I know 20+ founders who sold their business in the last year who didn’t raise any outside funding or were unusually efficient in raising capital.

These founders had a much higher “exit success” rate than other founders I know who raised big money early from VC investors.

Here’s why:

1) These founders grew successful businesses to $5M-$15M ARR revenue, which is big enough to be valuable to strategic acquirers for interesting multiples of revenue.

But these founders didn’t raise big VC investment. So they were able to sell their companies for $15M to $75M when serious acquirers came knocking.

If you raise a big series A round from VCs, you don’t get to sell your company for $50 million. You are placing your bets on a longer game to grow your company up to $50M or $100M revenue, with more funding along the way. This is a bigger game you are playing with higher risks, but you can’t sell “early.”

I think there are also 10x more acquirers who will buy for sub-$100m amounts than acquirers of $500m+ deals.

2) The bootstrapped-efficient software company founders focused on being a big players in a smaller markets where they could have a strategic impact.

This is typical in vertical markets that aren’t big enough to have “VC-scale returns” for unicorn-hunting VCs. Too small for VCs, but better odds of a better results for founders and their teams.

3) These founders were laser-focused on customers, products, efficient customer acquisition, and employee productivity.
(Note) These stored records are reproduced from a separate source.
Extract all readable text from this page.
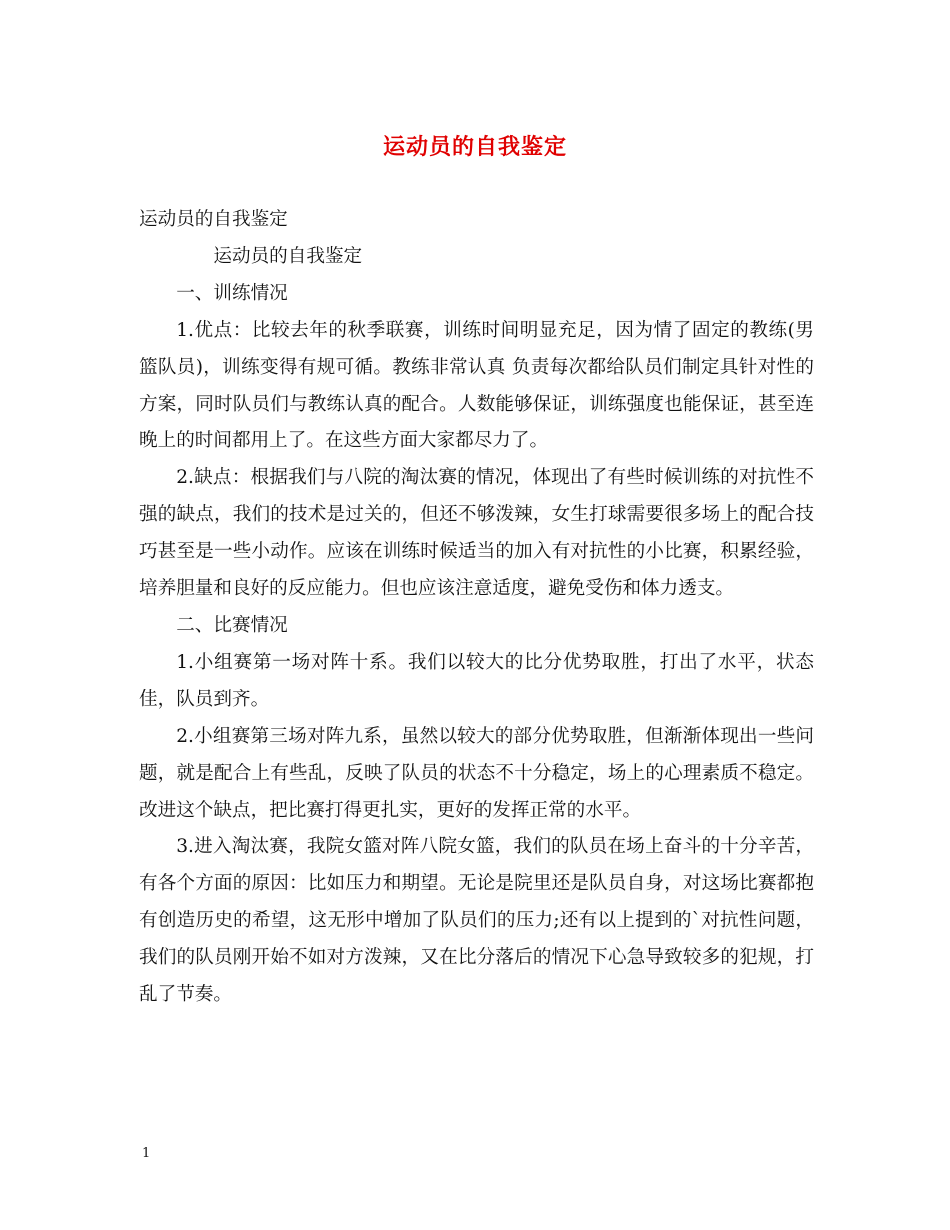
运动员的自我鉴定

运动员的自我鉴定

运动员的自我鉴定

一、训练情况

1.优点：比较去年的秋季联赛，训练时间明显充足，因为情了固定的教练(男篮队员)，训练变得有规可循。教练非常认真 负责每次都给队员们制定具针对性的方案，同时队员们与教练认真的配合。人数能够保证，训练强度也能保证，甚至连晚上的时间都用上了。在这些方面大家都尽力了。

2.缺点：根据我们与八院的淘汰赛的情况，体现出了有些时候训练的对抗性不强的缺点，我们的技术是过关的，但还不够泼辣，女生打球需要很多场上的配合技巧甚至是一些小动作。应该在训练时候适当的加入有对抗性的小比赛，积累经验，培养胆量和良好的反应能力。但也应该注意适度，避免受伤和体力透支。

二、比赛情况

1.小组赛第一场对阵十系。我们以较大的比分优势取胜，打出了水平，状态佳，队员到齐。

2.小组赛第三场对阵九系，虽然以较大的部分优势取胜，但渐渐体现出一些问题，就是配合上有些乱，反映了队员的状态不十分稳定，场上的心理素质不稳定。改进这个缺点，把比赛打得更扎实，更好的发挥正常的水平。

3.进入淘汰赛，我院女篮对阵八院女篮，我们的队员在场上奋斗的十分辛苦，有各个方面的原因：比如压力和期望。无论是院里还是队员自身，对这场比赛都抱有创造历史的希望，这无形中增加了队员们的压力;还有以上提到的`对抗性问题，我们的队员刚开始不如对方泼辣，又在比分落后的情况下心急导致较多的犯规，打乱了节奏。

1
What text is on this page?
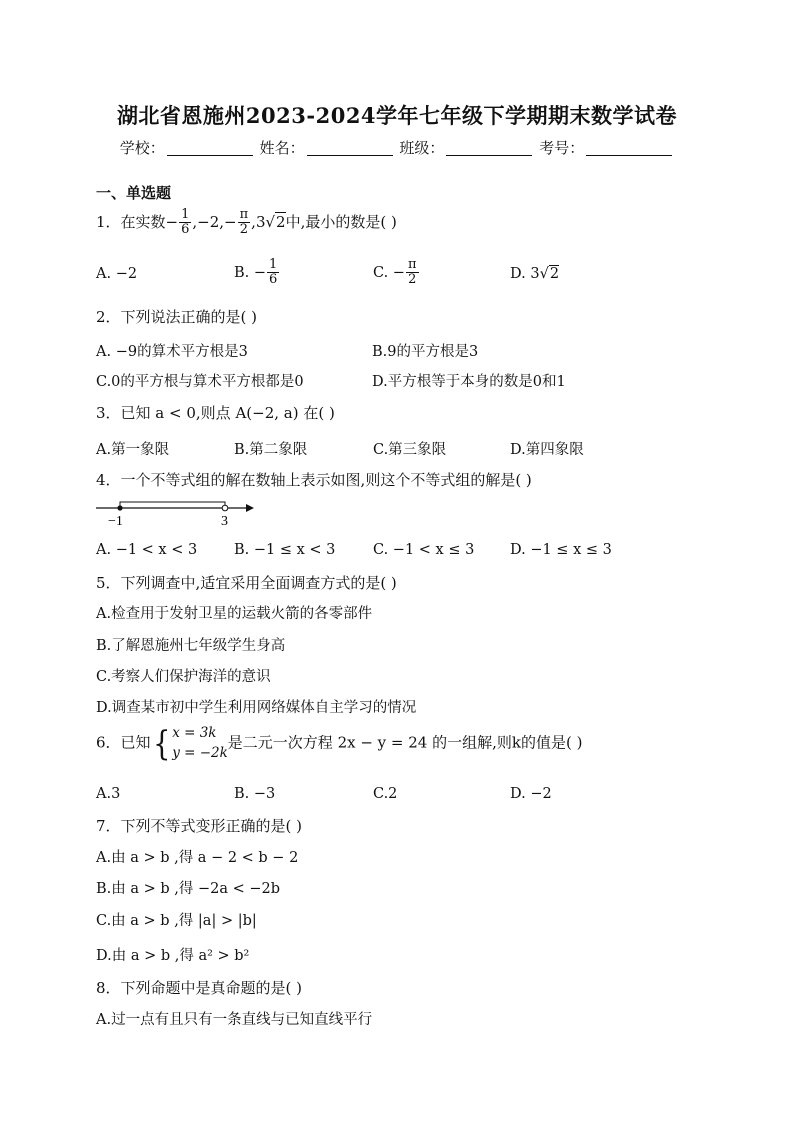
湖北省恩施州2023-2024学年七年级下学期期末数学试卷
学校：	姓名：	班级：	考号：
一、单选题
1．在实数− $\frac{1}{6} ,-2,- \frac{\pi}{2} ,3√2$中,最小的数是( )
A. −2	B. − $\frac{1}{6}$	C. − $\frac{\pi}{2}$	D. 3√2
2．下列说法正确的是( )
A. −9的算术平方根是3	B.9的平方根是3
C.0的平方根与算术平方根都是0	D.平方根等于本身的数是0和1
3．已知 a < 0,则点 A(−2, a) 在( )
A.第一象限	B.第二象限	C.第三象限	D.第四象限
4．一个不等式组的解在数轴上表示如图,则这个不等式组的解是( )
−1	3
A. −1 < x < 3	B. −1 ≤ x < 3	C. −1 < x ≤ 3 D. −1 ≤ x ≤ 3
5．下列调查中,适宜采用全面调查方式的是( )
A.检查用于发射卫星的运载火箭的各零部件
B.了解恩施州七年级学生身高
C.考察人们保护海洋的意识
D.调查某市初中学生利用网络媒体自主学习的情况
6．已知{ x = 3k
y = −2k
是二元一次方程 2x − y = 24 的一组解,则k的值是( )
A.3	B. −3	C.2	D. −2
7．下列不等式变形正确的是( )
A.由 a > b ,得 a − 2 < b − 2
B.由 a > b ,得 −2a < −2b
C.由 a > b ,得 |a| > |b|
D.由 a > b ,得 a² > b²
8．下列命题中是真命题的是( )
A.过一点有且只有一条直线与已知直线平行
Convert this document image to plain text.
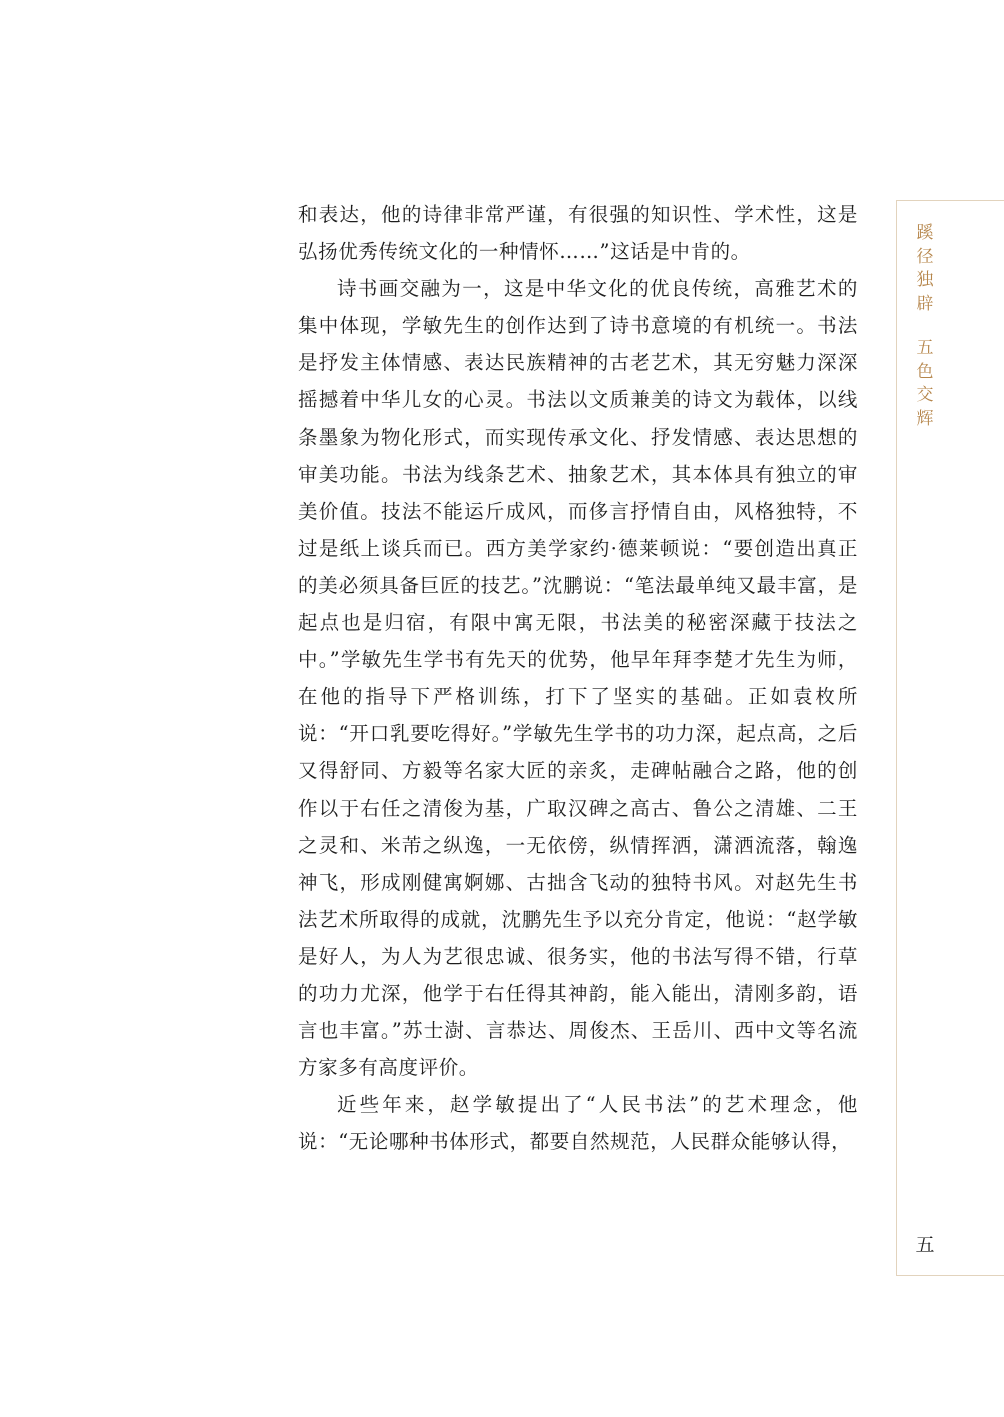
蹊径独辟
五色交辉

和表达，他的诗律非常严谨，有很强的知识性、学术性，这是弘扬优秀传统文化的一种情怀……”这话是中肯的。

诗书画交融为一，这是中华文化的优良传统，高雅艺术的集中体现，学敏先生的创作达到了诗书意境的有机统一。书法是抒发主体情感、表达民族精神的古老艺术，其无穷魅力深深摇撼着中华儿女的心灵。书法以文质兼美的诗文为载体，以线条墨象为物化形式，而实现传承文化、抒发情感、表达思想的审美功能。书法为线条艺术、抽象艺术，其本体具有独立的审美价值。技法不能运斤成风，而侈言抒情自由，风格独特，不过是纸上谈兵而已。西方美学家约·德莱顿说：“要创造出真正的美必须具备巨匠的技艺。”沈鹏说：“笔法最单纯又最丰富，是起点也是归宿，有限中寓无限，书法美的秘密深藏于技法之中。”学敏先生学书有先天的优势，他早年拜李楚才先生为师，在他的指导下严格训练，打下了坚实的基础。正如袁枚所说：“开口乳要吃得好。”学敏先生学书的功力深，起点高，之后又得舒同、方毅等名家大匠的亲炙，走碑帖融合之路，他的创作以于右任之清俊为基，广取汉碑之高古、鲁公之清雄、二王之灵和、米芾之纵逸，一无依傍，纵情挥洒，潇洒流落，翰逸神飞，形成刚健寓婀娜、古拙含飞动的独特书风。对赵先生书法艺术所取得的成就，沈鹏先生予以充分肯定，他说：“赵学敏是好人，为人为艺很忠诚、很务实，他的书法写得不错，行草的功力尤深，他学于右任得其神韵，能入能出，清刚多韵，语言也丰富。”苏士澍、言恭达、周俊杰、王岳川、西中文等名流方家多有高度评价。

近些年来，赵学敏提出了“人民书法”的艺术理念，他说：“无论哪种书体形式，都要自然规范，人民群众能够认得，

五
Extreme discipline and fast learning.

The time they didn’t spend on raising money and going to conferences was focused on selling, serving, improving, and not waiting for outside money to solve their growth problems.

4) They achieved high valuation multiples because they had created efficient business models for growing revenues, competing, and expanding their markets.

Their businesses weren’t addicted to unsustainable “growth steroids” that VC funding often creates. If you’re not desperate for and dependent on investment, you can say no and negotiate better than if you have to do a deal.

The 20+ founder friends who walked away with life-changing wealth*–for themselves and their key leaders–were the ones who bootstrapped or were unusually efficient in raising capital.

Most of the founders I know who raised big and early didn’t win a big exit prize, but they did work hard to cover their investors’ bets and take care of their employees. That’s important but not a big win all around.

Only two of my founder friends raised VC Series A, B, etc., and made it to big exits in the last year. Big news, but a small fraction in my network.

Just saying…

* Life-changing wealth for these founders is at least $10M-$30M, sometimes more.